Foundational definitions and terminology essential for understanding probability theory in CA Foundation exams.
## Core concept
Probability is the mathematical measure of likelihood that an event will occur. In CA Foundation, you must master the language and foundational ideas before tackling theorems.
Sample Space (S): The set of all possible outcomes of a random experiment. - Example: Tossing a coin → S = {H, T} - Example: Rolling a die → S = {1, 2, 3, 4, 5, 6}
Event (A, B, etc.): Any subset of the sample space; a specific outcome or combination of outcomes. - Simple event: Single outcome (e.g., getting 6 on a die) - Compound event: Two or more outcomes (e.g., getting an even number on a die = {2, 4, 6})
Mutually Exclusive Events: Two events cannot happen simultaneously. - Rolling a die: getting 2 AND getting 5 are mutually exclusive - If A and B are mutually exclusive, A ∩ B = ∅
Exhaustive Events: All possible outcomes of an experiment are covered. - Coin toss: {H, T} is exhaustive - If events are exhaustive, their union equals the sample space: A ∪ B ∪ C = S
Independent Events: The occurrence of one event does not affect the probability of another. - Tossing two coins: result of first toss does not change probability of second toss - Drawing with replacement: drawing a card, replacing it, then drawing again
Dependent Events: The occurrence of one event *does* affect the probability of another. - Drawing without replacement: removing one card changes the composition of the deck for the next draw
## Terminology and notation
| Term | Symbol | Meaning | |---|---|---| | Event A | A | Specific outcome or set of outcomes | | Complement of A | A' or A^c | All outcomes NOT in A | | A and B occur | A ∩ B | Intersection; both events happen | | A or B occur | A ∪ B | Union; at least one event happens | | Probability of A | P(A) | Likelihood of A; always 0 ≤ P(A) ≤ 1 | | Conditional probability | P(A\|B) | Probability of A given B has occurred |
## Fundamental rules
- Certain event: P(S) = 1 (something in the sample space will happen)
- Impossible event: P(∅) = 0 (nothing cannot happen)
- Complement rule: P(A) + P(A') = 1
- Number of outcomes: If all outcomes are equally likely, P(A) = (Number of favorable outcomes) / (Total number of outcomes)
## Common exam applications
- Identifying the sample space: A die is rolled twice. Sample space has 6 × 6 = 36 outcomes.
- Checking mutual exclusivity: "A customer buys tea" and "buys coffee" may NOT be mutually exclusive (customer could buy both). Confirm based on problem context.

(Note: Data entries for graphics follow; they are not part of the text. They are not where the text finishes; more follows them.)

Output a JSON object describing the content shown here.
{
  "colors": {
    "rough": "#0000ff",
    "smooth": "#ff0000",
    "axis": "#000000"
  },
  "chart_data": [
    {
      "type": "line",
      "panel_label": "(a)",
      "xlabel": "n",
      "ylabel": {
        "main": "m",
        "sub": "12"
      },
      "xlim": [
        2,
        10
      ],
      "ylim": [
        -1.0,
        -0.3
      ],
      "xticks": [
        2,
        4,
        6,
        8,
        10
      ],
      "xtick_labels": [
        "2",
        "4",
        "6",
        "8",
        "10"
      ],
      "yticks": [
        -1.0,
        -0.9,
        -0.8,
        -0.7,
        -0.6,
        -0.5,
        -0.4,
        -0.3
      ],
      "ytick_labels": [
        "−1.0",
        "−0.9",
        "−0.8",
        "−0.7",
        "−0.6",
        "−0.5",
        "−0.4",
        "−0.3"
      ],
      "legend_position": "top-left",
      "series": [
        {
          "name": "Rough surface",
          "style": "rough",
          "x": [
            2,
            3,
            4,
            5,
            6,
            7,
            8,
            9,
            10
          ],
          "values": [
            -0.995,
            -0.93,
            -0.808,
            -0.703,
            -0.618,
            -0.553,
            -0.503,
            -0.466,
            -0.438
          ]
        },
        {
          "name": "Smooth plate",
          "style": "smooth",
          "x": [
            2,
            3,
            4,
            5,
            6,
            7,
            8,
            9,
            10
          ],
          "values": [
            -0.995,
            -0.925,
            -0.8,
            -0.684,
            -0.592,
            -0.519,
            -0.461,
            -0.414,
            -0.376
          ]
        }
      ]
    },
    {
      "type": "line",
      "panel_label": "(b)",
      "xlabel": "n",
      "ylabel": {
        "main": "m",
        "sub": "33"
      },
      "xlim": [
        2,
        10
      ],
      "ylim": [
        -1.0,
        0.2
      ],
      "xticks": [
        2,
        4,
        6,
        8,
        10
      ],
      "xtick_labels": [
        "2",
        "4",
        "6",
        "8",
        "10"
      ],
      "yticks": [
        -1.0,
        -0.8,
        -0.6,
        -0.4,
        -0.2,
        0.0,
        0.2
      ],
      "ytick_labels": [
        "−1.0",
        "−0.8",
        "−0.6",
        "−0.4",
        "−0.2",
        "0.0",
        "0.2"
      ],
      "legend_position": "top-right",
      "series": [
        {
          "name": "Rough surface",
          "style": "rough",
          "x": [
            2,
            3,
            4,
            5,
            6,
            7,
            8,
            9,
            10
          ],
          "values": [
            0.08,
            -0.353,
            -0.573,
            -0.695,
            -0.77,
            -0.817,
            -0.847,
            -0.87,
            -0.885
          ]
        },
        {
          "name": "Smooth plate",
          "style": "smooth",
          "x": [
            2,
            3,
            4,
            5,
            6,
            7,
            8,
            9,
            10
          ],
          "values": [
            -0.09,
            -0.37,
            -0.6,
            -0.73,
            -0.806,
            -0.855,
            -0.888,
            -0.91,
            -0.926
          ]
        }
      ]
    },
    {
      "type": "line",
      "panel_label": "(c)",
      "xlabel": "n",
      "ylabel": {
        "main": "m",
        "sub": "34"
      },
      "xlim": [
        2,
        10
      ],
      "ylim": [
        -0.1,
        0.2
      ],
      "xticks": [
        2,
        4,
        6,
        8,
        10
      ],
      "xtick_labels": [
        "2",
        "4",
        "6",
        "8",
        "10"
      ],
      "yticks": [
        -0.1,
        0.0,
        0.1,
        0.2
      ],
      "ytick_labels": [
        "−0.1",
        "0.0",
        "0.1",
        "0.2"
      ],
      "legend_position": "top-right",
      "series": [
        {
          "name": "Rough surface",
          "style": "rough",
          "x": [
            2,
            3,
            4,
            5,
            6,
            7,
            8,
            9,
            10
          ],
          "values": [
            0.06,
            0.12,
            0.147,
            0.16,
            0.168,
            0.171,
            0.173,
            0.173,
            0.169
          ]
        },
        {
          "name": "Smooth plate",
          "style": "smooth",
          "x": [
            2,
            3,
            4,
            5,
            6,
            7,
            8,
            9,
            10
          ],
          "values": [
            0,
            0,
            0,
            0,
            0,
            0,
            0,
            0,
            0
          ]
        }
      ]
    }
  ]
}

- Finding complements: If P(defective item) = 0.05, then P(non-defective) = 0.95.
## Worked example
Question: A bag contains 3 red balls and 5 blue balls. Two balls are drawn *without replacement*. Define the sample space and identify whether the events "first ball is red" and "second ball is blue" are dependent or independent.
Solution: - Total balls = 8 - Sample space S = {all possible pairs of 2 balls from 8} = 28 outcomes (combinations) - Event A: "First ball is red" → 3 × 7 = 21 outcomes (3 red balls for first draw, 7 remaining for second) - Event B: "Second ball is blue" → depends on what was drawn first - Since we draw *without replacement*, the composition of the bag changes after the first draw. Therefore, A and B are dependent events. - If drawn *with replacement*, they would be independent.
## Common mistakes
- Confusing "mutually exclusive" with "independent" — mutually exclusive events *cannot* be independent (if one happens, the other cannot).
- Forgetting that probabilities must sum to 1 when all possibilities are listed.
- Not reading carefully whether sampling is "with" or "without" replacement; this determines independence.